Einiges spricht dafür, dass Donatello neben der Steinmetzlehre auch eine Ausbildung zum Goldschmied absolvierte. Zwischen 1404 und 1407 arbeitete er nachweislich in der Werkstatt von Lorenzo Ghiberti, der den berühmten Wettbewerb um die Bronzetüren im Dombaptisterium gewonnen hatte. Womöglich reiste Donatello in dieser Zeit mit seinem Freund Brunelleschi nach Rom. Der nicht ganz sichere Hinweis darauf ergibt schon dadurch Sinn, dass die sichtliche Antikenkenntnis bereits in seinen frühesten erhaltenen Werken eigentlich nur durch Anschauung in der Ewigen Stadt erklärbar ist.
Künstlerisch fassbar wird Donatello ab 1406 durch seine Arbeit für die Dombauhütte. Die Ausstattung der Kathedrale und des Baptisteriums war seit dem 14. Jahrhundert die große Arena der Florentiner Bildhauer, und nirgendwo sonst wie vor den Originalen im Museo dell’Opera del Duomo lässt sich so eindrucksvoll nachvollziehen, wie sich aus der Spätgotik nach 1400 die Innovationen der Frührenaissance entwickelten. Der Marmor-“David“, der 1407/08 für einen Strebepfeiler am Chor entstand, ist in der Haltung aus Standbein und Spielbein (Kontrapost), aber auch mit den klassischen Zügen des Gesichts, dem antikischen Gewand und der Frisur unverkennbar nach römischen Vorbildern gestaltet. Doch schon hier zeigt sich, dass Donatello die Antike nicht zitiert, sondern mit ihrer Erfahrung zu einem neuen Realismus und der Darstellung von Individualität kommen will. Die Statue gewinnt zunehmend an Autonomie von ihren Fassadennischen und Tabernakeln. In immer rascherer Folge gelingen dem Künstler eindringliche Charakterstudien und körperliche Präsenz, wie sie die kunstsinnigen Florentiner noch nicht gesehen hatten. Sein Ehrgeiz ist groß, denn wenn er die Antike aufgreift, dann will er sie mit seinem neuen Menschenbild auch übertreffen.
Donatellos erstes Meisterwerk von epochaler Bedeutung ist der „Heilige Georg“, 1416/17 realisiert und heute im Bargello zu sehen.
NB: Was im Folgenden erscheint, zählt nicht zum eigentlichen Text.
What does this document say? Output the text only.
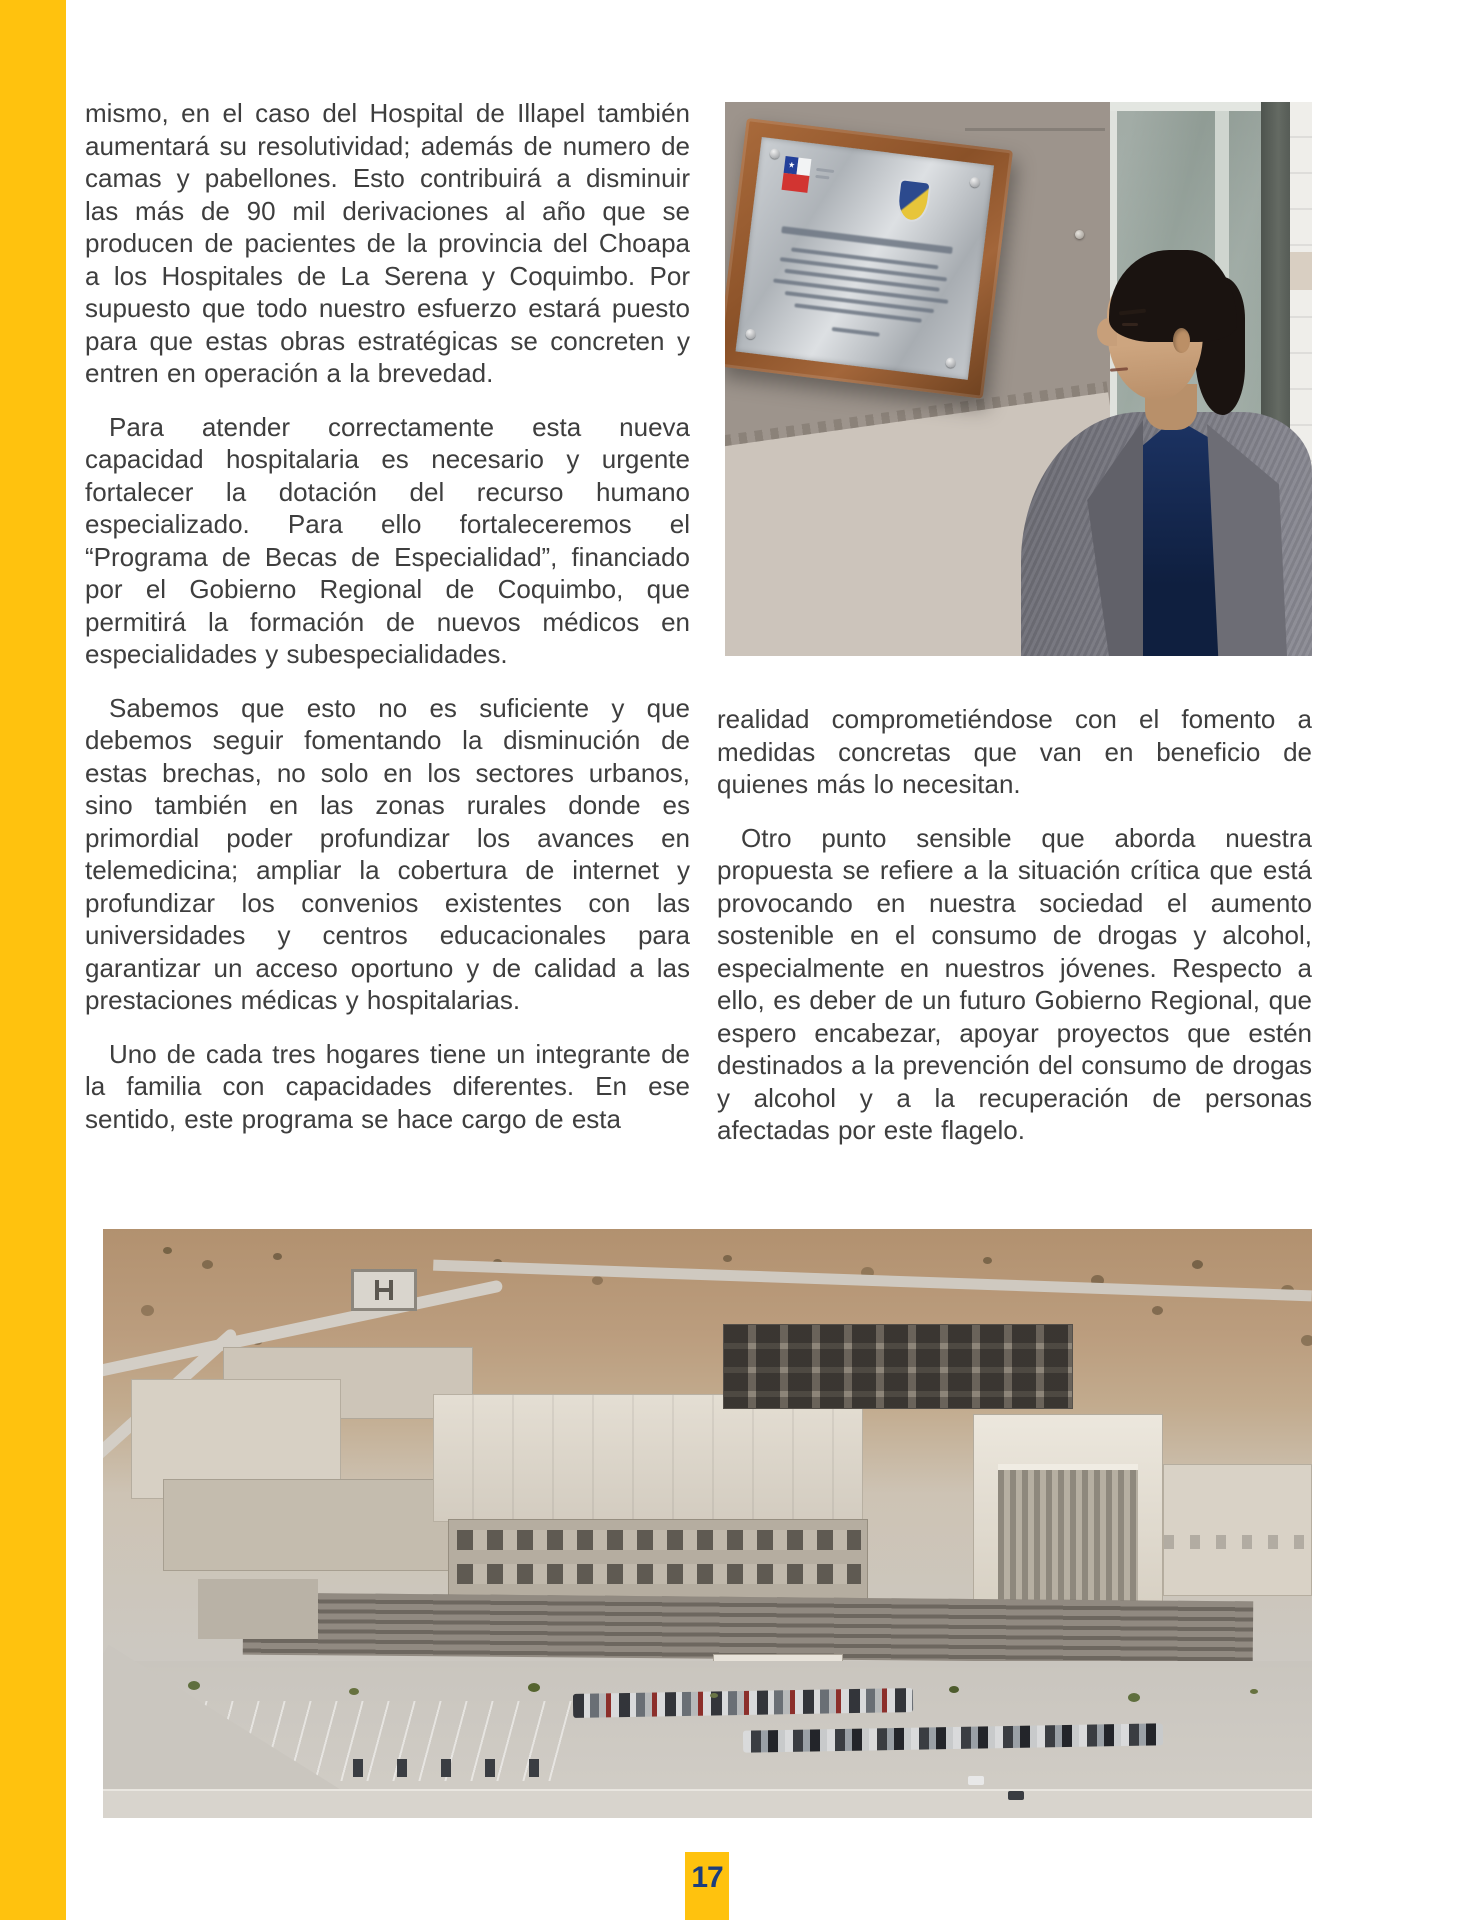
mismo, en el caso del Hospital de Illapel también aumentará su resolutividad; además de numero de camas y pabellones. Esto contribuirá a disminuir las más de 90 mil derivaciones al año que se producen de pacientes de la provincia del Choapa a los Hospitales de La Serena y Coquimbo. Por supuesto que todo nuestro esfuerzo estará puesto para que estas obras estratégicas se concreten y entren en operación a la brevedad.

Para atender correctamente esta nueva capacidad hospitalaria es necesario y urgente fortalecer la dotación del recurso humano especializado. Para ello fortaleceremos el “Programa de Becas de Especialidad”, financiado por el Gobierno Regional de Coquimbo, que permitirá la formación de nuevos médicos en especialidades y subespecialidades.

Sabemos que esto no es suficiente y que debemos seguir fomentando la disminución de estas brechas, no solo en los sectores urbanos, sino también en las zonas rurales donde es primordial poder profundizar los avances en telemedicina; ampliar la cobertura de internet y profundizar los convenios existentes con las universidades y centros educacionales para garantizar un acceso oportuno y de calidad a las prestaciones médicas y hospitalarias.

Uno de cada tres hogares tiene un integrante de la familia con capacidades diferentes. En ese sentido, este programa se hace cargo de esta

realidad comprometiéndose con el fomento a medidas concretas que van en beneficio de quienes más lo necesitan.

Otro punto sensible que aborda nuestra propuesta se refiere a la situación crítica que está provocando en nuestra sociedad el aumento sostenible en el consumo de drogas y alcohol, especialmente en nuestros jóvenes. Respecto a ello, es deber de un futuro Gobierno Regional, que espero encabezar, apoyar proyectos que estén destinados a la prevención del consumo de drogas y alcohol y a la recuperación de personas afectadas por este flagelo.

17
Im Auftrag der reichen Zünfte lieferten sich die besten Bildhauer der Stadt an den vier Fassaden der Kirche Orsanmichele einen Kunstwettbewerb, wie ihn die Florentiner damals liebten. Fest auf der Erde stehend und als römischer Ritter gekleidet, schaut der attraktive junge Mann konzentriert und entschlossen seinen Herausforderungen entgegen: kein entrückter Heiliger, sondern ein diesseitiger, sinnlicher Mensch, der zugleich die Würde der Geschichte verkörpert. Für den Sockel des rahmenden Tabernakels schuf Donatello das erste seiner narrativen Reliefs. Mithilfe der von Brunelleschi entwickelten Zentralperspektive und des von ihm selbst erfundenen rilievo schiacciato, der in der Flachheit des Reliefs zur Tiefenräumlichkeit „gequetschten“ Komposition, gelangte er zu einer Erzähldramatik, von der die Bildhauerkunst noch Jahrhunderte später bis hin zu Rodin zehren sollte. Mit dem neuen Menschenbild, der Antikenrezeption und den innovativen Erzählstrukturen war die Florentiner Skulptur des frühen Quattrocento der Malerei um zwanzig Jahre voraus, sie ist der eigentliche Nukleus der neuen Kunst. Zu Recht wird die Ausstrahlung Donatellos auf das 15. Jahrhundert bis hin zu Michelangelo und Raffael einen gewichtigen Teil in der Ausstellung einnehmen.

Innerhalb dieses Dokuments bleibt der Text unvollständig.